According to Forbes, PPG—one of the world’s largest paint and coatings manufacturers with over 44,000 employees across 70 countries—has made emotional intelligence a core competency for every employee. Under Dr. Christine Boring, Global Head of Leadership Development, the company embedded EQ into its leadership DNA, moving beyond traditional technical expertise. Their “Leader as Coach” program runs for nine months with cohort-based training and one-on-one coaching sessions. Research at manufacturers like Honeywell and Motorola shows EQ training produces measurable gains in productivity, safety, and employee retention. At a time when automation handles more technical tasks, emotional intelligence is becoming the critical differentiator on factory floors worldwide.
The Human Advantage in an Automated World
Here’s the thing: technical skills are becoming table stakes. Automation and AI systems are handling the precision work that used to define manufacturing leadership. What’s left? The human stuff that machines can’t replicate. Emotional intelligence isn’t some soft skill anymore—it’s becoming the competitive edge that actually moves the needle on hard metrics.

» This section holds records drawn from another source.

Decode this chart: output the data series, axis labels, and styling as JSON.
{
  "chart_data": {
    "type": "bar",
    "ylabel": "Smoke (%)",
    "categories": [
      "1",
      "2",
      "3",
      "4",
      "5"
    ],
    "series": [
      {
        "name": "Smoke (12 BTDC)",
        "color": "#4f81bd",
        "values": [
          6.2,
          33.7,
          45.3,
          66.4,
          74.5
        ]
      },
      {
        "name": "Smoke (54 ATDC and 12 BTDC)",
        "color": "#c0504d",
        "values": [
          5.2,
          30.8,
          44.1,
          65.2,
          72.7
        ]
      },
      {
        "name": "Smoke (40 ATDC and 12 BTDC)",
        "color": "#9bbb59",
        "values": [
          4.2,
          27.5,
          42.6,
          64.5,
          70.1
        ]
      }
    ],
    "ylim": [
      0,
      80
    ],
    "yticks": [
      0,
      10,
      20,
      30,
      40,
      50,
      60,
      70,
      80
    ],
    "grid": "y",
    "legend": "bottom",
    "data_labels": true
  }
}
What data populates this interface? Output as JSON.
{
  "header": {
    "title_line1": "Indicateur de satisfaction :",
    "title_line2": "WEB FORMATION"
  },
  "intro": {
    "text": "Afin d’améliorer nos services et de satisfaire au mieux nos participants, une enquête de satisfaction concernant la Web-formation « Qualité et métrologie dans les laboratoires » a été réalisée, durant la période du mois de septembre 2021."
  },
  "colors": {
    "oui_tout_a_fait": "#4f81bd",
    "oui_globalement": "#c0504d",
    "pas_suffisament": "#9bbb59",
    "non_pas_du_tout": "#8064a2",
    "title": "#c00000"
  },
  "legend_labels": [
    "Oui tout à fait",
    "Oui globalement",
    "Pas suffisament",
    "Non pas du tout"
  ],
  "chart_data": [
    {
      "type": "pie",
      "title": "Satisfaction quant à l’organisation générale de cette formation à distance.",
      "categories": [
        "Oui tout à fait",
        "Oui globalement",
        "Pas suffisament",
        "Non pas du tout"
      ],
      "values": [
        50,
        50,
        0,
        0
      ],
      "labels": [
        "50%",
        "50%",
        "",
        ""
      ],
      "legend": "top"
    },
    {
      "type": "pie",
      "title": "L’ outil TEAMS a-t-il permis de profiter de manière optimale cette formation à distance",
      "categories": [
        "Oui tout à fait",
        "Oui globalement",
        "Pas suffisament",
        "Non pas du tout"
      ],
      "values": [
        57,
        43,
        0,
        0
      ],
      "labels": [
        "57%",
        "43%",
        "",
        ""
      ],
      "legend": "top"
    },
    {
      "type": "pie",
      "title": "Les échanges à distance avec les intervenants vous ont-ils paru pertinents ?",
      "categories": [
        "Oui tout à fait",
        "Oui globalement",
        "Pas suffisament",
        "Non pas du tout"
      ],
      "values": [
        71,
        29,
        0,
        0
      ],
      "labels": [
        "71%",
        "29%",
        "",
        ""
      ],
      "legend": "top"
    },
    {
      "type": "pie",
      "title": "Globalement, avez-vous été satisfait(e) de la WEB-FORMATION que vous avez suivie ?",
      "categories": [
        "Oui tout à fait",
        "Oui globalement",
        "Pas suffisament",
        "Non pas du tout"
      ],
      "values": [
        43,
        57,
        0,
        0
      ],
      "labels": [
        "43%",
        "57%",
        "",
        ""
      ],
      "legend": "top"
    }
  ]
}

PPG’s approach is fascinating because they’re not just offering occasional workshops. They’ve built EQ into their actual leadership structure. Their nine-month coaching program creates space for managers to develop awareness and impulse control. And they’re seeing results that matter: better productivity, fewer safety incidents, and people sticking around longer. When you look at the research on emotional intelligence in business, it’s clear this isn’t just feel-good stuff—there’s real ROI here.
From Reaction to Response
What I find most compelling is how practical PPG makes this. Dr. Boring’s personal philosophy—”respond, don’t react”—sounds simple but is incredibly difficult in high-pressure manufacturing environments. When you’re dealing with production delays or quality issues, the natural tendency is to react immediately. But EQ training creates that crucial pause between stimulus and response.
Think about it: how many workplace conflicts escalate because someone reacted instead of responding? PPG is teaching leaders to create space between emotion and action. That’s not just better for team dynamics—it probably prevents costly mistakes too. The company’s focus on values-based self-regulation means leaders are making decisions that align with long-term goals rather than short-term frustrations.
Scaling Human Skills Across 44,000 People
Now, implementing this across a global organization with 44,000 employees? That’s the real challenge. PPG seems to have cracked the code by making EQ development consistent but not uniform. They recognize that different leadership levels need different EQ focuses. A frontline supervisor might need more conflict resolution skills, while executives need perspective-taking for global strategy.
What’s smart is how they’ve turned emotional intelligence from a program into a language. When EQ becomes “how we do business” rather than “that training we did last quarter,” it actually sticks. And given that PPG operates in everything from automotive coatings to aerospace, having that shared human skills language across diverse business units is probably crucial for coordination.
Where This Is Headed
Basically, we’re seeing a fundamental shift in what manufacturing leadership means. The technical expertise that once defined success is being automated—even PPG’s own automated stirring technology shows how machines are taking over precise tasks. What can’t be automated? Empathy. Self-awareness. The ability to coach and develop people.
So here’s my question: if emotional intelligence is becoming the competitive advantage in manufacturing, what does that mean for how we train future leaders? Technical schools and engineering programs might need to seriously rethink their curricula. The factories of the future will likely be run by people who are as skilled with emotions as they are with equipment. And honestly? That sounds like a better work environment for everyone.